Customizing pickles

With most common Python objects, pickling just works. Basic primitives such as integers, floats, and strings can be pickled, as can any container objects, such as lists or dictionaries, provided the contents of those containers are also picklable. Further, and importantly, any object can be pickled, so long as all of its attributes are also picklable.

So, what makes an attribute unpicklable? Usually, it has something to do with time-sensitive attributes that it would not make sense to load in the future. For example, if we have an open network socket, open file, running thread, or database connection stored as an attribute on an object, it would not make sense to pickle these objects; a lot of operating system state would simply be gone when we attempted to reload them later. We can't just pretend a thread or socket connection exists and make it appear! No, we need to somehow customize how such transient data is stored and restored.

Here's a class that loads the contents of a web page every hour to ensure that they stay up to date. It uses the threading.Timer class to schedule the next update:

from threading import Timer 
import datetime 
from urllib.request import urlopen 
 
class UpdatedURL: 
    def __init__(self, url): 
        self.url = url 
        self.contents = '' 
        self.last_updated = None 
        self.update() 
 
    def update(self): 
        self.contents = urlopen(self.url).read() 
        self.last_updated = datetime.datetime.now() 
        self.schedule() 
 
    def schedule(self): 
        self.timer = Timer(3600, self.update) 
        self.timer.setDaemon(True) 
        self.timer.start()

url, contents, and last_updated are all pickleable, but if we try to pickle an instance of this class, things go a little nutty on the self.timer instance:

>>> u = UpdatedURL("http://dusty.phillips.codes")
^[[Apickle.dumps(u)
Traceback (most recent call last):
  File "<stdin>", line 1, in <module>
TypeError: can't pickle _thread.lock objects

That's not a very useful error, but it looks like we're trying to pickle something we shouldn't be. That would be the Timer instance; we're storing a reference to self.timer in the schedule method, and that attribute cannot be serialized.

When pickle tries to serialize an object, it simply tries to store the object's __dict__ attribute; __dict__ is a dictionary mapping all the attribute names on the object to their values. Luckily, before checking __dict__, pickle checks to see whether a __getstate__ method exists. If it does, it will store the return value of that method instead of the __dict__.

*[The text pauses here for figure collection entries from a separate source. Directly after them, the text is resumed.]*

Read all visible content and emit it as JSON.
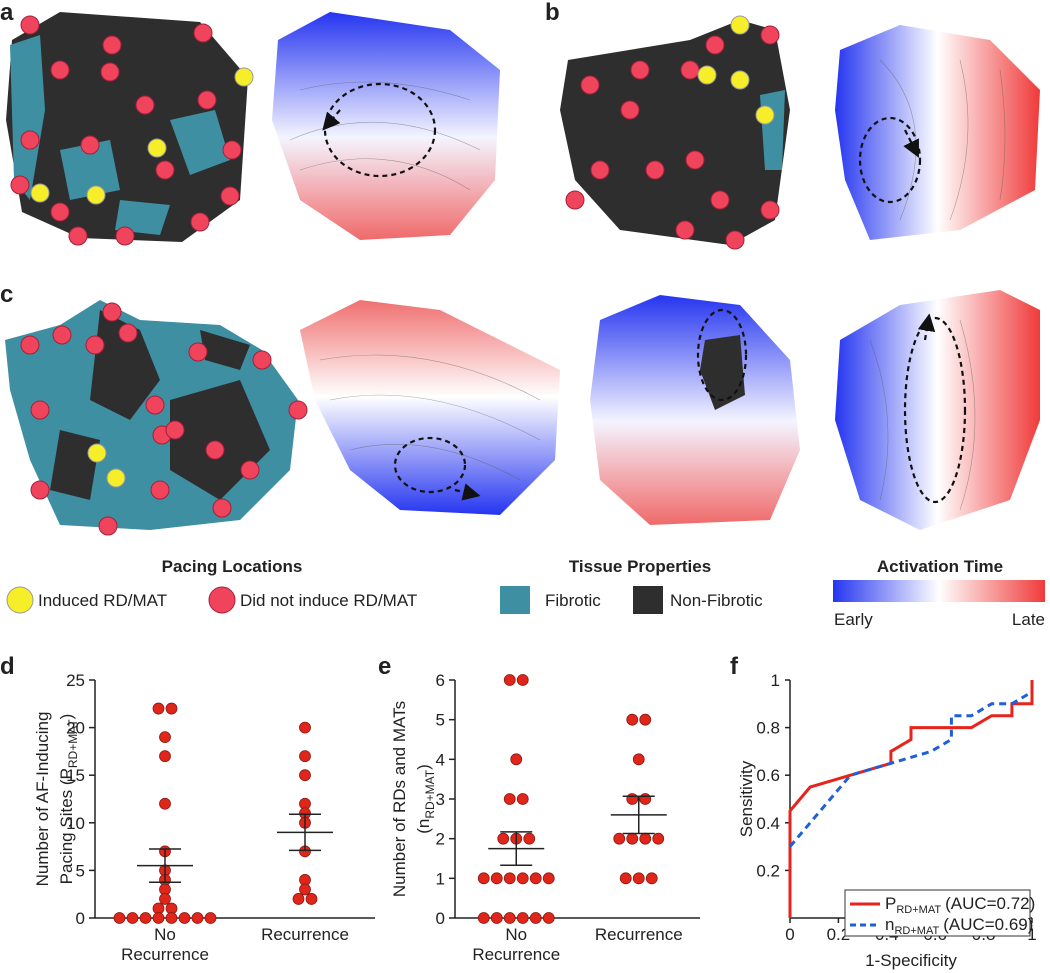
{
  "panel_labels": [
    "a",
    "b",
    "c",
    "d",
    "e",
    "f"
  ],
  "legend": {
    "pacing": {
      "title": "Pacing Locations",
      "items": [
        "Induced RD/MAT",
        "Did not induce RD/MAT"
      ]
    },
    "tissue": {
      "title": "Tissue Properties",
      "items": [
        "Fibrotic",
        "Non-Fibrotic"
      ]
    },
    "activation": {
      "title": "Activation Time",
      "low": "Early",
      "high": "Late"
    }
  },
  "chart_data": [
    {
      "type": "strip",
      "ylabel": [
        "Number of  AF-Inducing",
        "Pacing Sites (P",
        "RD+MAT",
        ")"
      ],
      "categories": [
        "No\nRecurrence",
        "Recurrence"
      ],
      "values": [
        [
          22,
          22,
          19,
          17,
          12,
          7,
          5,
          4,
          3,
          2,
          1,
          1,
          0,
          0,
          0,
          0,
          0,
          0,
          0,
          0
        ],
        [
          20,
          17,
          15,
          12,
          11,
          10,
          7,
          4,
          3,
          2,
          2
        ]
      ],
      "means": [
        5.5,
        9
      ],
      "errors": [
        1.75,
        1.9
      ],
      "color": "#e0261b",
      "ylim": [
        0,
        25
      ],
      "yticks": [
        0,
        5,
        10,
        15,
        20,
        25
      ]
    },
    {
      "type": "strip",
      "ylabel": [
        "Number of RDs and MATs",
        "(n",
        "RD+MAT",
        ")"
      ],
      "categories": [
        "No\nRecurrence",
        "Recurrence"
      ],
      "values": [
        [
          6,
          6,
          4,
          3,
          3,
          2,
          2,
          2,
          1,
          1,
          1,
          1,
          1,
          1,
          0,
          0,
          0,
          0,
          0,
          0
        ],
        [
          5,
          5,
          4,
          3,
          3,
          2,
          2,
          2,
          2,
          1,
          1,
          1
        ]
      ],
      "means": [
        1.75,
        2.6
      ],
      "errors": [
        0.42,
        0.47
      ],
      "color": "#e0261b",
      "ylim": [
        0,
        6
      ],
      "yticks": [
        0,
        1,
        2,
        3,
        4,
        5,
        6
      ]
    },
    {
      "type": "line",
      "xlabel": "1-Specificity",
      "ylabel": "Sensitivity",
      "xlim": [
        0,
        1
      ],
      "ylim": [
        0,
        1
      ],
      "xticks": [
        0,
        0.2,
        0.4,
        0.6,
        0.8,
        1
      ],
      "yticks": [
        0.2,
        0.4,
        0.6,
        0.8,
        1
      ],
      "series": [
        {
          "name": "P",
          "name_sub": "RD+MAT",
          "name_suffix": "(AUC=0.72)",
          "color": "#e8231b",
          "dashed": false,
          "x": [
            0,
            0,
            0.083,
            0.417,
            0.417,
            0.5,
            0.5,
            0.75,
            0.833,
            0.917,
            0.917,
            1,
            1
          ],
          "values": [
            0,
            0.45,
            0.55,
            0.65,
            0.7,
            0.75,
            0.8,
            0.8,
            0.85,
            0.85,
            0.9,
            0.9,
            1
          ]
        },
        {
          "name": "n",
          "name_sub": "RD+MAT",
          "name_suffix": "(AUC=0.69)",
          "color": "#1f5fd8",
          "dashed": true,
          "x": [
            0,
            0.25,
            0.417,
            0.583,
            0.667,
            0.667,
            0.75,
            0.833,
            0.917,
            1
          ],
          "values": [
            0.3,
            0.6,
            0.65,
            0.7,
            0.75,
            0.85,
            0.85,
            0.9,
            0.9,
            0.95
          ]
        }
      ]
    }
  ]
}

Let's add a __getstate__ method to our UpdatedURL class that simply returns a copy of the __dict__ without a timer:

    def __getstate__(self): 
        new_state = self.__dict__.copy() 
        if 'timer' in new_state: 
            del new_state['timer'] 
        return new_state

If we pickle the object now, it will no longer fail. And we can even successfully restore that object using loads. However, the restored object doesn't have a timer attribute, so it will not be refreshing the content like it is designed to do. We need to somehow create a new timer (to replace the missing one) when the object is unpickled.

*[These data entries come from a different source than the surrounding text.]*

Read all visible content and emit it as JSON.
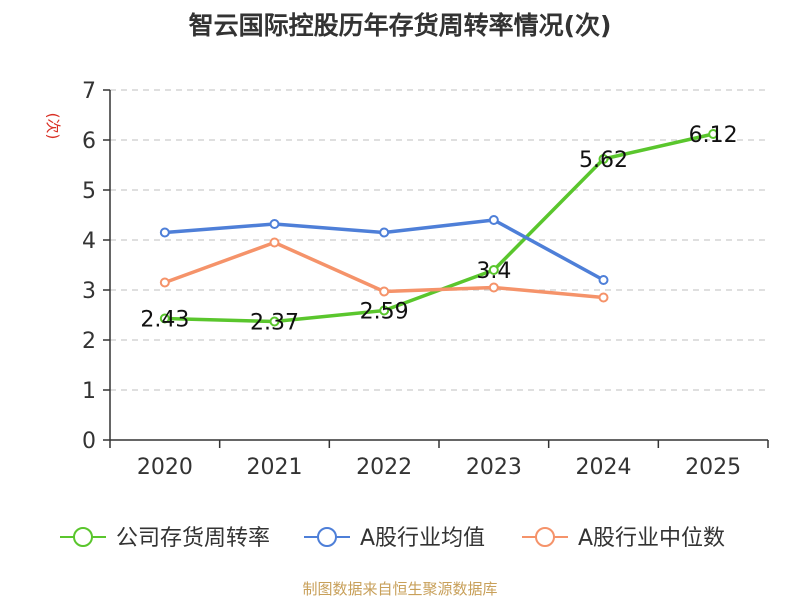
{
  "footer": {
    "source": "制图数据来自恒生聚源数据库"
  },
  "chart_data": {
    "type": "line",
    "title": "智云国际控股历年存货周转率情况(次)",
    "ylabel": "(次)",
    "xlabel": "",
    "categories": [
      "2020",
      "2021",
      "2022",
      "2023",
      "2024",
      "2025"
    ],
    "ylim": [
      0,
      7
    ],
    "yticks": [
      0,
      1,
      2,
      3,
      4,
      5,
      6,
      7
    ],
    "grid": true,
    "legend_position": "bottom",
    "series": [
      {
        "name": "公司存货周转率",
        "color": "#5ac62d",
        "values": [
          2.43,
          2.37,
          2.59,
          3.4,
          5.62,
          6.12
        ],
        "labels": [
          "2.43",
          "2.37",
          "2.59",
          "3.4",
          "5.62",
          "6.12"
        ]
      },
      {
        "name": "A股行业均值",
        "color": "#4e7fd8",
        "values": [
          4.15,
          4.32,
          4.15,
          4.4,
          3.2,
          null
        ]
      },
      {
        "name": "A股行业中位数",
        "color": "#f5936a",
        "values": [
          3.15,
          3.95,
          2.97,
          3.05,
          2.85,
          null
        ]
      }
    ]
  }
}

As we might expect, there is a complementary __setstate__ method that can be implemented to customize unpickling. This method accepts a single argument, which is the object returned by __getstate__. If we implement both methods, __getstate__ is not required to return a dictionary, since __setstate__ will know what to do with whatever object __getstate__ chooses to return. In our case, we simply want to restore the __dict__, and then create a new timer:

 def __setstate__(self, data): self.__dict__ = data self.schedule()

The pickle module is very flexible and provides other tools to further customize the pickling process if you need them. However, these are beyond the scope of this book. The tools we've covered are sufficient for many basic pickling tasks. Objects to be pickled are normally relatively simple data objects; we likely would not pickle an entire running program or complicated design pattern, for example.